Sharing Some Thoughts for a Happy and Healthy New Year
Keep in mind, your self-image will bend over backwards to fulfill any label you put on yourself in 2019.
As the old saying goes, “a new year, a new beginning.”
If change is what you desire in 2019, remember to set short-term, reasonably attainable goals to build momentum. And don’t throw in the towel if you steer off course. We’re all just human and we’re all striving for a safe, happy and healthy new year.
Don’t wait for the New Year to make a resolution
Resolutions play a big role in everyone’s healthy new year. I’m actually trying to incorporate a few right now. However, it’s not a good idea to refuse change when change is needed. If a particular aspect of your life is sliding, it should be dealt with in a timely manner.
In other words, a New Year’s Resolution can happen any time of the year. It could be in the dead of winter or on the 4th of July. Remember to stay connected to your own personal needs. Don’t worry so much about what everyone else is doing.
Follow the food trends
It’ll be interesting to see which food trends stick in 2019. I’m rooting for the following:
“Real Food” – The real food movement kept on rolling through 2018 and since it won’t be dying out anytime soon, it’ll be interesting to see how it evolves in 2019.
The Vegetable Takeover – Once known as nothing more than a “side dish,” the resilient vegetable is poised to continue its resurgence throughout 2019. When asked about the turnaround, Cauliflower said, “My friends (Eggplant, Portobello Mushroom, Butternut Squash, etc.) and I are enjoying the spotlight, but we won’t be happy until we push the meat off the plate.” Perhaps a little payback? Stay tuned.
Nordic Cuisine – The Mediterranean Diet receives loads of praise every year (especially in health studies). However, the Nordic Diet is similar to it Mediterranean counterpart in several ways. The Nordic Movement uses foraging to its advantage while perfecting pickling and fermentation techniques, which is excellent for gut health.
Sustainable Seafood – This is probably wishful thinking, but wouldn’t it be great if the seafood industry could get its act together in 2019. If not, over-fishing and debatable methods of farm-raising will continue to pose questions for consumers if reasonable answers aren’t found.

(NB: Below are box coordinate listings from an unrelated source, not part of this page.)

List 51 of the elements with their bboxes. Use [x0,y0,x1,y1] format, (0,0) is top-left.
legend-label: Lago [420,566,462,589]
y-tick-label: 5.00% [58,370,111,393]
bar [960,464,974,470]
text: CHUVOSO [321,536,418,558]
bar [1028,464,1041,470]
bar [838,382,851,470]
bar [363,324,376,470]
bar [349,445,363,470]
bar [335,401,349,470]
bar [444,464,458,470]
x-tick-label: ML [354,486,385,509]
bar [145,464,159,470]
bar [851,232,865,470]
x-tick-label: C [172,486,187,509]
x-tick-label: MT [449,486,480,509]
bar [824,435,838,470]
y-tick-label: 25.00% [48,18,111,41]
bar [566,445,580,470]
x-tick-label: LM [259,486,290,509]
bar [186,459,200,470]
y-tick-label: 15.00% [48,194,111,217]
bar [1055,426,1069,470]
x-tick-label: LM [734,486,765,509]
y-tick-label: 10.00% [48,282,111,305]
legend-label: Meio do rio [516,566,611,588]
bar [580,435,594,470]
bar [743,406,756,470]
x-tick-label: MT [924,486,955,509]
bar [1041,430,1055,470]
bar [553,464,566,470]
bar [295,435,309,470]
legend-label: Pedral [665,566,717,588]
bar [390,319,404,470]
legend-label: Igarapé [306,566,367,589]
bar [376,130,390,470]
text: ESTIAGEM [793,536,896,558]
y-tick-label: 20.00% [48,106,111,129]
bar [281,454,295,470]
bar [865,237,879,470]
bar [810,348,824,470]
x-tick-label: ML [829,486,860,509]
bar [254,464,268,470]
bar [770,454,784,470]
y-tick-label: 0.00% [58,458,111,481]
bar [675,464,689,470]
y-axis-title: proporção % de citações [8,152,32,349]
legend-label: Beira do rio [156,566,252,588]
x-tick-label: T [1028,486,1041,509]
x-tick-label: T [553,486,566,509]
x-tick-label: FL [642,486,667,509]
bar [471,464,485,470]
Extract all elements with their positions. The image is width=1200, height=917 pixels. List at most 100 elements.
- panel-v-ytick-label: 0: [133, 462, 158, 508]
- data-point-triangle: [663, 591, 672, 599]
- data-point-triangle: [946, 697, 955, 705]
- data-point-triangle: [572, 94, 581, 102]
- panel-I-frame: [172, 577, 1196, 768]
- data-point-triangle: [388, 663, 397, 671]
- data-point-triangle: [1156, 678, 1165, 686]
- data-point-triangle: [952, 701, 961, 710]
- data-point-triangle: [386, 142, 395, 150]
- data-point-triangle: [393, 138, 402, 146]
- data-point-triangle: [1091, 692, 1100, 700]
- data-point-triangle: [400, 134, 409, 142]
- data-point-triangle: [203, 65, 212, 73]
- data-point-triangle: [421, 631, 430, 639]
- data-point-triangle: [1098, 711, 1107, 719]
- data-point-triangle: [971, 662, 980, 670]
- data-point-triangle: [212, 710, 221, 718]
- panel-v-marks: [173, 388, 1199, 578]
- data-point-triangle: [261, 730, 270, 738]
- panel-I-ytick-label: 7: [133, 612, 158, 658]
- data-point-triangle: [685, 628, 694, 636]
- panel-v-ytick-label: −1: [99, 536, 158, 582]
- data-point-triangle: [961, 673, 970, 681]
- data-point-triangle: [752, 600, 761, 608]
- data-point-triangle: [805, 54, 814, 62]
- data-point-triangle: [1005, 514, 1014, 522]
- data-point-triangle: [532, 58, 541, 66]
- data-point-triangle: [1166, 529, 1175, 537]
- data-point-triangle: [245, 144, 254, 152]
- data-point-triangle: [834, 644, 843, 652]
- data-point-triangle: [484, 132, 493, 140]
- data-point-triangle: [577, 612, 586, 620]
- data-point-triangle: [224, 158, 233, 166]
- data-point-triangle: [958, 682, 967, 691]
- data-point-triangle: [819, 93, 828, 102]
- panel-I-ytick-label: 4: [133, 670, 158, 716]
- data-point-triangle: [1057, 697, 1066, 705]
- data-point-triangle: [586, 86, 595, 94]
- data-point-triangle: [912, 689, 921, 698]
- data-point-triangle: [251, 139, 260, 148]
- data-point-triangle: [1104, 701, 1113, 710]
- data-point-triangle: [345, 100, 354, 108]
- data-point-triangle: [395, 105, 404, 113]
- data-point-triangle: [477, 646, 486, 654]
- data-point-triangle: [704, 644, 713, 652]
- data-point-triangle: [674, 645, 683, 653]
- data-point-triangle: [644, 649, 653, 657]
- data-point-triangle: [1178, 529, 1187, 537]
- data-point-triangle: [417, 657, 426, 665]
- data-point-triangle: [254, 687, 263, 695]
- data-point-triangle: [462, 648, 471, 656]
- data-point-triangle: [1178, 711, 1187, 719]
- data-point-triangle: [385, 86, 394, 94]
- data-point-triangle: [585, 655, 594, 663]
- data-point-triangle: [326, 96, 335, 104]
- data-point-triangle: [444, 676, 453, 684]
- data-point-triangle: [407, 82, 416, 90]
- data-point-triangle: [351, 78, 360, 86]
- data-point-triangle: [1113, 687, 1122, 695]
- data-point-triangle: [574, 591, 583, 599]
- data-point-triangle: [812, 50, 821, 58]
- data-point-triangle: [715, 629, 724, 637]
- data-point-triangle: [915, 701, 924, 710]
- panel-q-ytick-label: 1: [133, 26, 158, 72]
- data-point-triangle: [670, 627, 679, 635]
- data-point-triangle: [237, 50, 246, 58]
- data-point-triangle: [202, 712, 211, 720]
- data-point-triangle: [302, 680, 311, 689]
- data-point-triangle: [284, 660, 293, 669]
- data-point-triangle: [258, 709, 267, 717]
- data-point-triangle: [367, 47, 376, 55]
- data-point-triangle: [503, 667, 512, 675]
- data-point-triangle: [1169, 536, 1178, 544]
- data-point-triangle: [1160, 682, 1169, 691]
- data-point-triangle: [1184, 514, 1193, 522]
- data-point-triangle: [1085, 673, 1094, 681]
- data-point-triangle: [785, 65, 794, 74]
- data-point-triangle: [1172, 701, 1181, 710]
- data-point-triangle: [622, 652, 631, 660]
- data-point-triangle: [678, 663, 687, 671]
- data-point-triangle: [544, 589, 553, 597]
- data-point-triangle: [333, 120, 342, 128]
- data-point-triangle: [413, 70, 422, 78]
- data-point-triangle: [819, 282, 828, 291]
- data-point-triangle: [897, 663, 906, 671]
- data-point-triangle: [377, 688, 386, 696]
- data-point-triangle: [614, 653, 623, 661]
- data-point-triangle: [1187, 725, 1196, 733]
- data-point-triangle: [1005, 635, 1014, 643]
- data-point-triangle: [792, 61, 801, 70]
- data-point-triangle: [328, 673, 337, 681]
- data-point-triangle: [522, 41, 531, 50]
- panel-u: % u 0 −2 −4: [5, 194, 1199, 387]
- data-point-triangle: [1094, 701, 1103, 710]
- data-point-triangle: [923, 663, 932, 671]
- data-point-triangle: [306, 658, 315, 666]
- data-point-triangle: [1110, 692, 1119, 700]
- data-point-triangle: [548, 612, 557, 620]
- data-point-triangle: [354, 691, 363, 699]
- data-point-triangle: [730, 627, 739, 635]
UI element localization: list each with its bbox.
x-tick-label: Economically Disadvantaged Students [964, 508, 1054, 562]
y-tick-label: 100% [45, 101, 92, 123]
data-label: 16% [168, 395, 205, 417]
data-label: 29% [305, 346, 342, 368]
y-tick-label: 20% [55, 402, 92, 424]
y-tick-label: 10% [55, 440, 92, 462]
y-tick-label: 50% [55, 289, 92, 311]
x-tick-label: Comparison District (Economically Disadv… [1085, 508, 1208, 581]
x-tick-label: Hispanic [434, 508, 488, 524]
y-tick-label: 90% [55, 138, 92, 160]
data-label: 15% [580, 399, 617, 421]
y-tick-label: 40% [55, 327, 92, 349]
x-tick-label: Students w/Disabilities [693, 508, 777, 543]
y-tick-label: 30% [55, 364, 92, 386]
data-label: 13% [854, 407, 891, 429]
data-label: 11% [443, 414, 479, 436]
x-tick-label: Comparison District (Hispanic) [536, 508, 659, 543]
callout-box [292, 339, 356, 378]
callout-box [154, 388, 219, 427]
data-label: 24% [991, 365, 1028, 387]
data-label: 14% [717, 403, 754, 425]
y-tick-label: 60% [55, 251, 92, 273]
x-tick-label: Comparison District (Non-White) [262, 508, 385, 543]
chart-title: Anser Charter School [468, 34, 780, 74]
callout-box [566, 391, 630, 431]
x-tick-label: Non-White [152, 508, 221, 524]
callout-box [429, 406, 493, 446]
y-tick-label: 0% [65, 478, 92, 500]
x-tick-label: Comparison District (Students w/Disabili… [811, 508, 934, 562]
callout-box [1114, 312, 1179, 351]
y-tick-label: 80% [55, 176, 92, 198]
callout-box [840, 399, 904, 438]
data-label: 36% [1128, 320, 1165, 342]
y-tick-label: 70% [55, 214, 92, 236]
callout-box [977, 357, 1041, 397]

Conscious Consumption – As long as we’re alive, food waste will always be a problem. Sure, we can continue to rely on advancements in waste removal, but we can also turn to more sustainable methods of preparation and consumption (e.g. using more of the animal/vegetable, root to leaf prep techniques).
Adopt a flexitarian eating style
Human beings are great at adaptation and will always learn how to become more efficient. However, the key with healthy eating is finding the right mix for optimal function.
For example, some people go vegan every day until dinner. Others go paleo during week, but not on weekends. Other people who eat mostly fish (or pescatarians) can go for the occasional steak or burger without feeling the shame.
As for myself, I like to go 80/20. I tend to eat healthier foods eighty percent of the time, while enjoying less healthier options the other twenty percent. I believe balance is very important in adopting a flexitarian eating style. Long-term deprivation can cause stress, which is much worse for our health than enjoying an occasional donut.
Most people undervalue their own creativity. And most of us quit on our imagination years ago. However, both of these attributes can be extremely helpful. Especially, when attempting to reshape and/or manage our self-image.
We’ve all tried “fake it until you make it” or “act like you’ve been there before.” But these ideas don’t last because our self-image doesn’t change. And if our self-image doesn’t change, neither do we. We can fake something all we want, but most of us are just trying to be real.
In 2019, be creative and spend some time in your imagination. Your self-image just may fall into place (along with other habits you’re working on).
Dismiss negative thinking
Negative thoughts are a part of life (if you didn’t know by now). Most people experience them on a regular basis. For some (including myself), it seems like the more we build ourselves up, the more a negative thought can tear us down. Especially when we’re just trying to do the best we can.
The best way to deal with a negative thought? Dismiss it right away. If that’s too hard, simply consider the thought a “suggestion” and not a fact. Be thankful for the advice and move forward.
I know this is easier said than done, but making the effort is well worth it.
Be the kind of person you know you can be
What kind of person do you want to be in 2019?
I’m the kind of person that complains when things don’t go my way.
I’m the kind of person that says things without taking others into consideration.
I’m the kind of person that eats anything.
I’m the kind of person that doesn’t like to go to the gym.
I’m the kind of person that endures regardless of the situation.
I’m the kind of person that thinks before I speak.
I’m the kind of person that eats fresh and healthy food.
I’m the kind of person that loves group fitness classes.
Keep in mind, your self-image will bend over backwards to fulfill any label you put on yourself. So, what kind of a person do you want to be in 2019 The power is in your hands.
Have a safe, happy, and healthy new year.